Nacho García se ha apropiado de un enorme banco de imágenes en el que tenemos a Mickey Mouse, Naruto, el periodismo deportivo o Nintendo. Su estilo de dibujo es el de un adolescente problemático en el momento de sufrir una crisis nerviosa; la asimilación por parte de todos de esos referentes hace que la mediocridad con la que están tratados sea de un patetismo –en el sentido etimológico del término- terrible. Uno no puede simplemente apartar la mirada. Los dibujos han distorsionado inocentemente el original, lo han convertido en algo realmente sórdido. El título del libro viene dado por la tensión existente entre la necesidad de Nacho García de pulir constantemente sus ideas y dibujos, para hacer de ellos algo presentable, y la negativa del editor, quien le insta a publicarlo tal cual se lo encontró en su cuaderno de bocetos.

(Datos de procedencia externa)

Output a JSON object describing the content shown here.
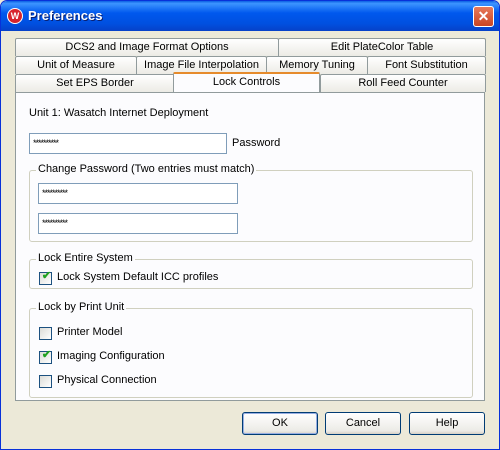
{
  "window": {
    "title": "Preferences",
    "app_icon_glyph": "W"
  },
  "tabs": {
    "row1": [
      "DCS2 and Image Format Options",
      "Edit PlateColor Table"
    ],
    "row2": [
      "Unit of Measure",
      "Image File Interpolation",
      "Memory Tuning",
      "Font Substitution"
    ],
    "row3": [
      "Set EPS Border",
      "Lock Controls",
      "Roll Feed Counter"
    ],
    "active": "Lock Controls"
  },
  "lock_controls": {
    "unit_label": "Unit 1: Wasatch  Internet Deployment",
    "password": {
      "value": "**********",
      "label": "Password"
    },
    "change_password": {
      "legend": "Change Password (Two entries must match)",
      "entry1": "**********",
      "entry2": "**********"
    },
    "lock_entire_system": {
      "legend": "Lock Entire System",
      "items": [
        {
          "label": "Lock System Default ICC profiles",
          "checked": true
        }
      ]
    },
    "lock_by_print_unit": {
      "legend": "Lock by Print Unit",
      "items": [
        {
          "label": "Printer Model",
          "checked": false
        },
        {
          "label": "Imaging Configuration",
          "checked": true
        },
        {
          "label": "Physical Connection",
          "checked": false
        }
      ]
    }
  },
  "buttons": {
    "ok": "OK",
    "cancel": "Cancel",
    "help": "Help"
  },
  "colors": {
    "titlebar": "#0058ee",
    "face": "#ece9d8",
    "active_tab_accent": "#e68b2c",
    "check": "#21a121"
  },
  "icons": {
    "close": "close-icon",
    "check": "checkmark-icon"
  }
}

La pregunta que nos queda es si este tipo de obras, tan ligadas al imaginario y al sentir de una generación muy concreta pueden llegar a ser disfrutadas de la misma manera por generaciones pasadas y venideras. La historia ha demostrado que en ciertos momentos existen casos que no consiguen salir de su marco local, así como otros en los que una escena ha trascendido su ámbito generacional y se ha exportado satisfactoriamente al resto del mundo –algo que en música ocurre continuamente–. De este modo existe una escena en España, un pequeño universo de autores como Miguel Noguera o los Pioneros del siglo XXI que comparten una serie de elementos comunes y articulan un sentimiento generacional local con humor, desencanto, hastío, creatividad y falta de compromiso político.

Nacho García lleva años cociéndose a fuego lento en los hornos del underground, con publicaciones en Autsaider Cómics, Ultrarradio, La Cruda, Zángano Cómix o Adobo, entre otros. Pulir es su primer libro y está publicado en Fulgencio Pimentel, editorial especializada en cómic, libros de arte y poesía.